Some commands that generate raw output in ipc format.

  • Read a csv or parquet file and print the header: dr {csv, rpq} [file] -a
  • Read a csv or parquet file, execute a SQL statement, and output the results in stdout using Arrow's ipc format dr {csv, rpq} [file] -q "statement"
  • Read a csv or parquet file and print a summary of each column: dr {csv, rpq} [file] -s "[query]"
  • Read a csv or parquet file, execute a query, and output the results in stdout using the csv format dr {csv, rpq} [file] -s "[query]" -t
  • Read a csv and write a parquet file with the same contents: dr csv [file.csv] -P [file.pq]

Some commands that convert raw input in ipc format

  • Read from stdin in ipc and pretty print the table: dr print
  • Read from stdin in csv and pretty print the table: dr print -t
  • Read from stdin in ipc and write the data in parquet: dr wpq [file.pq]

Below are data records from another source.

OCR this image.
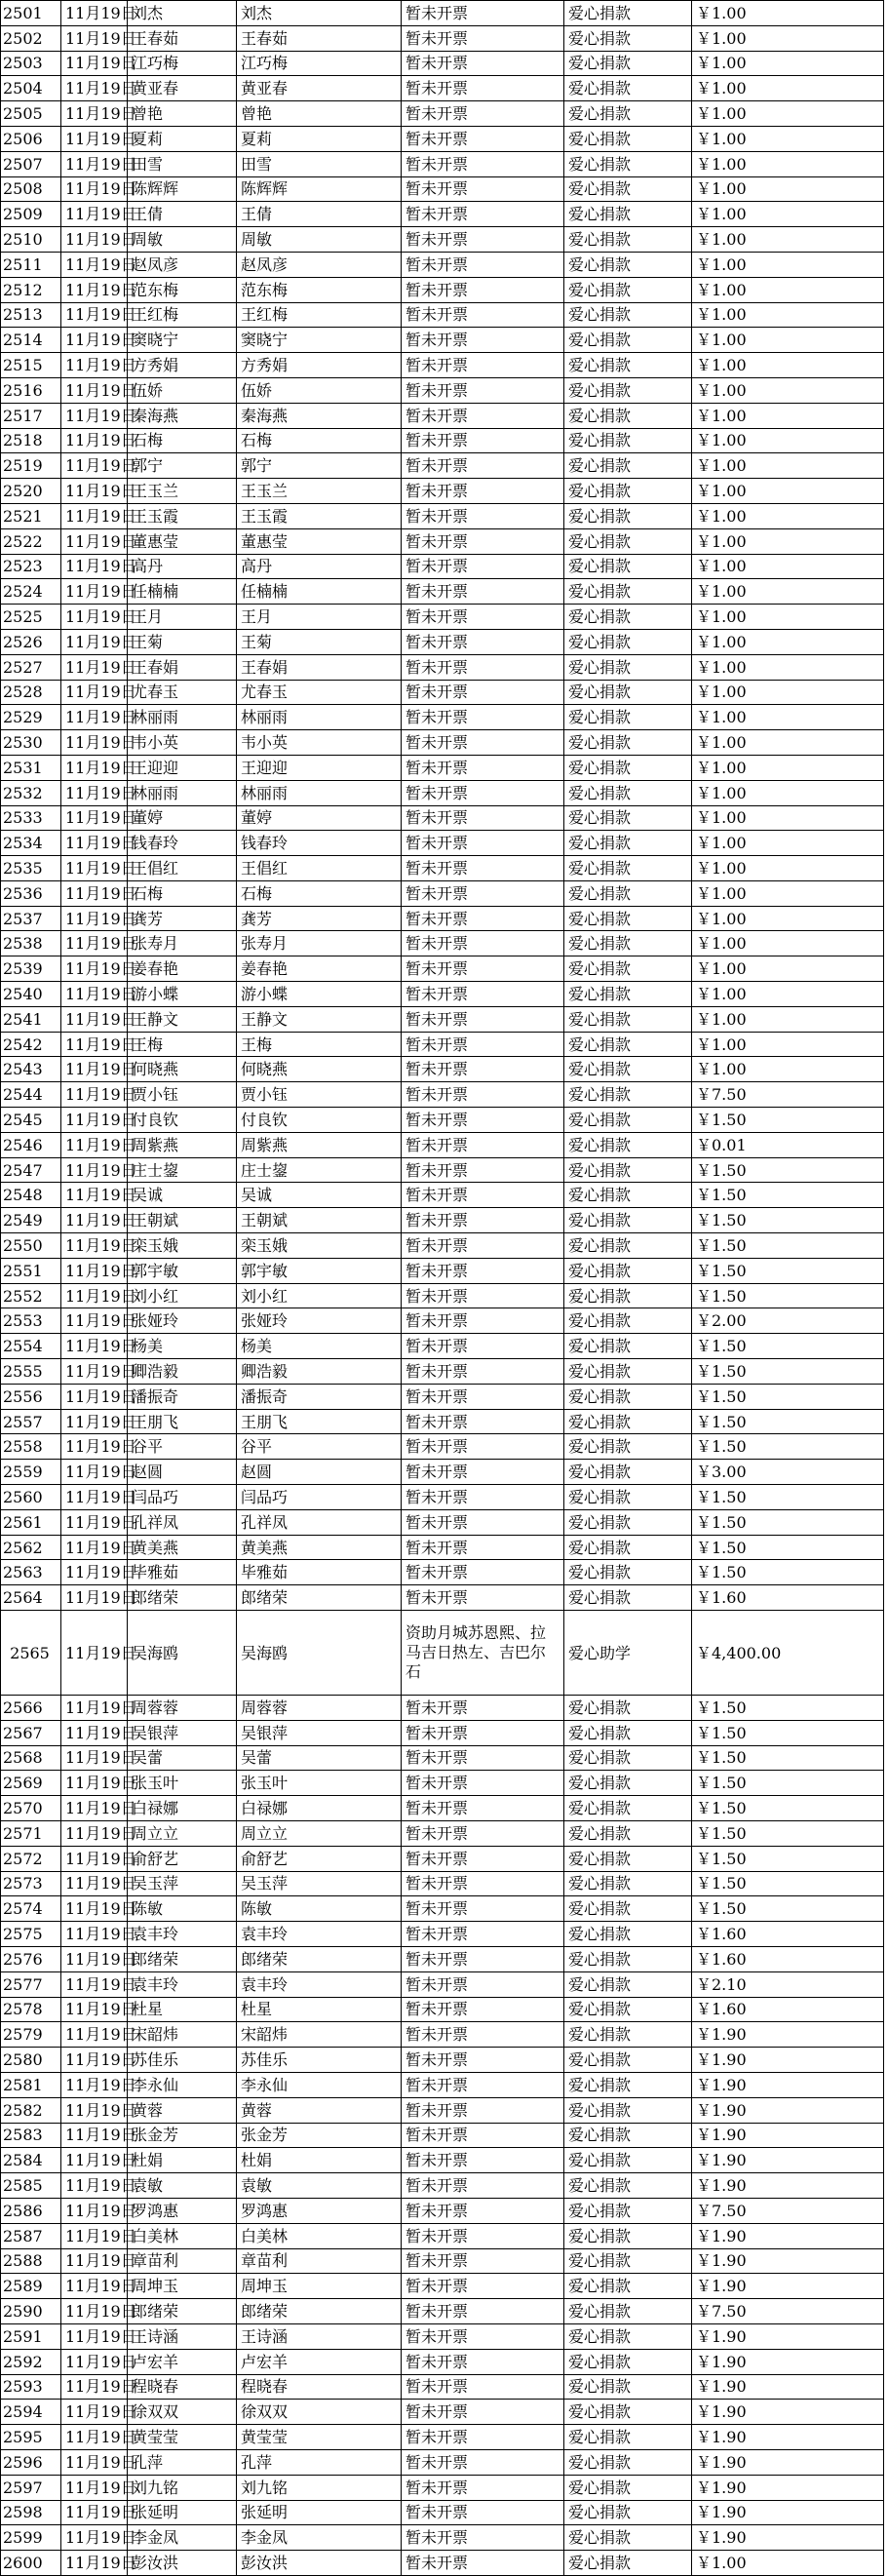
2501	11月19日	刘杰	刘杰	暂未开票	爱心捐款	￥1.00
2502	11月19日	王春茹	王春茹	暂未开票	爱心捐款	￥1.00
2503	11月19日	江巧梅	江巧梅	暂未开票	爱心捐款	￥1.00
2504	11月19日	黄亚春	黄亚春	暂未开票	爱心捐款	￥1.00
2505	11月19日	曾艳	曾艳	暂未开票	爱心捐款	￥1.00
2506	11月19日	夏莉	夏莉	暂未开票	爱心捐款	￥1.00
2507	11月19日	田雪	田雪	暂未开票	爱心捐款	￥1.00
2508	11月19日	陈辉辉	陈辉辉	暂未开票	爱心捐款	￥1.00
2509	11月19日	王倩	王倩	暂未开票	爱心捐款	￥1.00
2510	11月19日	周敏	周敏	暂未开票	爱心捐款	￥1.00
2511	11月19日	赵凤彦	赵凤彦	暂未开票	爱心捐款	￥1.00
2512	11月19日	范东梅	范东梅	暂未开票	爱心捐款	￥1.00
2513	11月19日	王红梅	王红梅	暂未开票	爱心捐款	￥1.00
2514	11月19日	窦晓宁	窦晓宁	暂未开票	爱心捐款	￥1.00
2515	11月19日	方秀娟	方秀娟	暂未开票	爱心捐款	￥1.00
2516	11月19日	伍娇	伍娇	暂未开票	爱心捐款	￥1.00
2517	11月19日	秦海燕	秦海燕	暂未开票	爱心捐款	￥1.00
2518	11月19日	石梅	石梅	暂未开票	爱心捐款	￥1.00
2519	11月19日	郭宁	郭宁	暂未开票	爱心捐款	￥1.00
2520	11月19日	王玉兰	王玉兰	暂未开票	爱心捐款	￥1.00
2521	11月19日	王玉霞	王玉霞	暂未开票	爱心捐款	￥1.00
2522	11月19日	董惠莹	董惠莹	暂未开票	爱心捐款	￥1.00
2523	11月19日	高丹	高丹	暂未开票	爱心捐款	￥1.00
2524	11月19日	任楠楠	任楠楠	暂未开票	爱心捐款	￥1.00
2525	11月19日	王月	王月	暂未开票	爱心捐款	￥1.00
2526	11月19日	王菊	王菊	暂未开票	爱心捐款	￥1.00
2527	11月19日	王春娟	王春娟	暂未开票	爱心捐款	￥1.00
2528	11月19日	尤春玉	尤春玉	暂未开票	爱心捐款	￥1.00
2529	11月19日	林丽雨	林丽雨	暂未开票	爱心捐款	￥1.00
2530	11月19日	韦小英	韦小英	暂未开票	爱心捐款	￥1.00
2531	11月19日	王迎迎	王迎迎	暂未开票	爱心捐款	￥1.00
2532	11月19日	林丽雨	林丽雨	暂未开票	爱心捐款	￥1.00
2533	11月19日	董婷	董婷	暂未开票	爱心捐款	￥1.00
2534	11月19日	钱春玲	钱春玲	暂未开票	爱心捐款	￥1.00
2535	11月19日	王倡红	王倡红	暂未开票	爱心捐款	￥1.00
2536	11月19日	石梅	石梅	暂未开票	爱心捐款	￥1.00
2537	11月19日	龚芳	龚芳	暂未开票	爱心捐款	￥1.00
2538	11月19日	张寿月	张寿月	暂未开票	爱心捐款	￥1.00
2539	11月19日	姜春艳	姜春艳	暂未开票	爱心捐款	￥1.00
2540	11月19日	游小蝶	游小蝶	暂未开票	爱心捐款	￥1.00
2541	11月19日	王静文	王静文	暂未开票	爱心捐款	￥1.00
2542	11月19日	王梅	王梅	暂未开票	爱心捐款	￥1.00
2543	11月19日	何晓燕	何晓燕	暂未开票	爱心捐款	￥1.00
2544	11月19日	贾小钰	贾小钰	暂未开票	爱心捐款	￥7.50
2545	11月19日	付良钦	付良钦	暂未开票	爱心捐款	￥1.50
2546	11月19日	周紫燕	周紫燕	暂未开票	爱心捐款	￥0.01
2547	11月19日	庄士鋆	庄士鋆	暂未开票	爱心捐款	￥1.50
2548	11月19日	吴诚	吴诚	暂未开票	爱心捐款	￥1.50
2549	11月19日	王朝斌	王朝斌	暂未开票	爱心捐款	￥1.50
2550	11月19日	栾玉娥	栾玉娥	暂未开票	爱心捐款	￥1.50
2551	11月19日	郭宇敏	郭宇敏	暂未开票	爱心捐款	￥1.50
2552	11月19日	刘小红	刘小红	暂未开票	爱心捐款	￥1.50
2553	11月19日	张娅玲	张娅玲	暂未开票	爱心捐款	￥2.00
2554	11月19日	杨美	杨美	暂未开票	爱心捐款	￥1.50
2555	11月19日	卿浩毅	卿浩毅	暂未开票	爱心捐款	￥1.50
2556	11月19日	潘振奇	潘振奇	暂未开票	爱心捐款	￥1.50
2557	11月19日	王朋飞	王朋飞	暂未开票	爱心捐款	￥1.50
2558	11月19日	谷平	谷平	暂未开票	爱心捐款	￥1.50
2559	11月19日	赵圆	赵圆	暂未开票	爱心捐款	￥3.00
2560	11月19日	闫品巧	闫品巧	暂未开票	爱心捐款	￥1.50
2561	11月19日	孔祥凤	孔祥凤	暂未开票	爱心捐款	￥1.50
2562	11月19日	黄美燕	黄美燕	暂未开票	爱心捐款	￥1.50
2563	11月19日	毕雅茹	毕雅茹	暂未开票	爱心捐款	￥1.50
2564	11月19日	郎绪荣	郎绪荣	暂未开票	爱心捐款	￥1.60
2565	11月19日	吴海鸥	吴海鸥	资助月城苏恩熙、拉马吉日热左、吉巴尔石	爱心助学	￥4,400.00
2566	11月19日	周蓉蓉	周蓉蓉	暂未开票	爱心捐款	￥1.50
2567	11月19日	吴银萍	吴银萍	暂未开票	爱心捐款	￥1.50
2568	11月19日	吴蕾	吴蕾	暂未开票	爱心捐款	￥1.50
2569	11月19日	张玉叶	张玉叶	暂未开票	爱心捐款	￥1.50
2570	11月19日	白禄娜	白禄娜	暂未开票	爱心捐款	￥1.50
2571	11月19日	周立立	周立立	暂未开票	爱心捐款	￥1.50
2572	11月19日	俞舒艺	俞舒艺	暂未开票	爱心捐款	￥1.50
2573	11月19日	吴玉萍	吴玉萍	暂未开票	爱心捐款	￥1.50
2574	11月19日	陈敏	陈敏	暂未开票	爱心捐款	￥1.50
2575	11月19日	袁丰玲	袁丰玲	暂未开票	爱心捐款	￥1.60
2576	11月19日	郎绪荣	郎绪荣	暂未开票	爱心捐款	￥1.60
2577	11月19日	袁丰玲	袁丰玲	暂未开票	爱心捐款	￥2.10
2578	11月19日	杜星	杜星	暂未开票	爱心捐款	￥1.60
2579	11月19日	宋韶炜	宋韶炜	暂未开票	爱心捐款	￥1.90
2580	11月19日	苏佳乐	苏佳乐	暂未开票	爱心捐款	￥1.90
2581	11月19日	李永仙	李永仙	暂未开票	爱心捐款	￥1.90
2582	11月19日	黄蓉	黄蓉	暂未开票	爱心捐款	￥1.90
2583	11月19日	张金芳	张金芳	暂未开票	爱心捐款	￥1.90
2584	11月19日	杜娟	杜娟	暂未开票	爱心捐款	￥1.90
2585	11月19日	袁敏	袁敏	暂未开票	爱心捐款	￥1.90
2586	11月19日	罗鸿惠	罗鸿惠	暂未开票	爱心捐款	￥7.50
2587	11月19日	白美林	白美林	暂未开票	爱心捐款	￥1.90
2588	11月19日	章苗利	章苗利	暂未开票	爱心捐款	￥1.90
2589	11月19日	周坤玉	周坤玉	暂未开票	爱心捐款	￥1.90
2590	11月19日	郎绪荣	郎绪荣	暂未开票	爱心捐款	￥7.50
2591	11月19日	王诗涵	王诗涵	暂未开票	爱心捐款	￥1.90
2592	11月19日	卢宏羊	卢宏羊	暂未开票	爱心捐款	￥1.90
2593	11月19日	程晓春	程晓春	暂未开票	爱心捐款	￥1.90
2594	11月19日	徐双双	徐双双	暂未开票	爱心捐款	￥1.90
2595	11月19日	黄莹莹	黄莹莹	暂未开票	爱心捐款	￥1.90
2596	11月19日	孔萍	孔萍	暂未开票	爱心捐款	￥1.90
2597	11月19日	刘九铭	刘九铭	暂未开票	爱心捐款	￥1.90
2598	11月19日	张延明	张延明	暂未开票	爱心捐款	￥1.90
2599	11月19日	李金凤	李金凤	暂未开票	爱心捐款	￥1.90
2600	11月19日	彭汝洪	彭汝洪	暂未开票	爱心捐款	￥1.00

Some commands that read csv data from stdin

  • Read csv from stdin and print the schema as it would be inserted in a postgresql database: dr schema -i -p -n tablename
  • Reas csv from stdin and save as parquet, inferring types: dr csv -i -P filename.pq

Examples

Inserting CSV into postgres

Assume that you were given a large (several GiB) with a weird (latin1) encoding, and you want to insert it into postgres. This dataset may be too large to store it in memory in one go, so you'd like to stream it into the database. You need to

  • Read the csv file
  • Infer the schema, and create a table
  • Change the encoding of the file to the same as the database

You can use dr to turn this into a two-step process, and pipe the encoding conversion in one go. The first step would be to infer the schema of the resulting table and creating the table

$ head large_csv_file.csv | iconv -f latin1 -t utf-8 | dr schema -i -p -n tablename | pgsql -U username -h hostname database

The second step would be leveraging the pgsql command to write the contents of the file into the database

$ cat large_csv_file.csv | iconv -f latin1 -t UTF-8 | psql -U username -h hostname -c "\copy tablename from stdin with (FORMAT 'csv', HEADER)" database

The ingestion process is atomic, meaning that if pgsql fails to insert any record, no insertions will be made at all. If the insertion fails, probably because some column of type varchar can't fit the inferred type, you can change the type with:

$ psql -U username -h hostname -c 'alter table tablename alter column "LongDescription" type varchar(1024);' database

And try inserting again

Performance

This command runs two dr processes. The first one makes an aggregation on a compressed parquet file of 144MB of size, and the second one just orders the result:

$ dr rpq data/yellow_tripdata_2014-01.parquet \
    -q "select count(1) as cnt, passenger_count from this group by passenger_count" \
    | dr sql "select * from this order by cnt desc" \
    > /dev/null

On a very very old machine (Intel(R) Core(TM) i5-6500T CPU @ 2.50GHz), this takes around half a second, which is roughly the time needed to read and decompress the parquet file. Polar's csv and parquet readers have some decent performance, so you can count on dr to be one of the fastest in the block.

Caveats

  1. dr uses Polars to build and transform dataframes in Rust, and the entire table may be loaded in memory. At the time when dr was created, streaming support didn't get along very well with SQL contexts.

  2. dr uses Polars' SQLContext to execute the query which supports a small subset of the SQL language.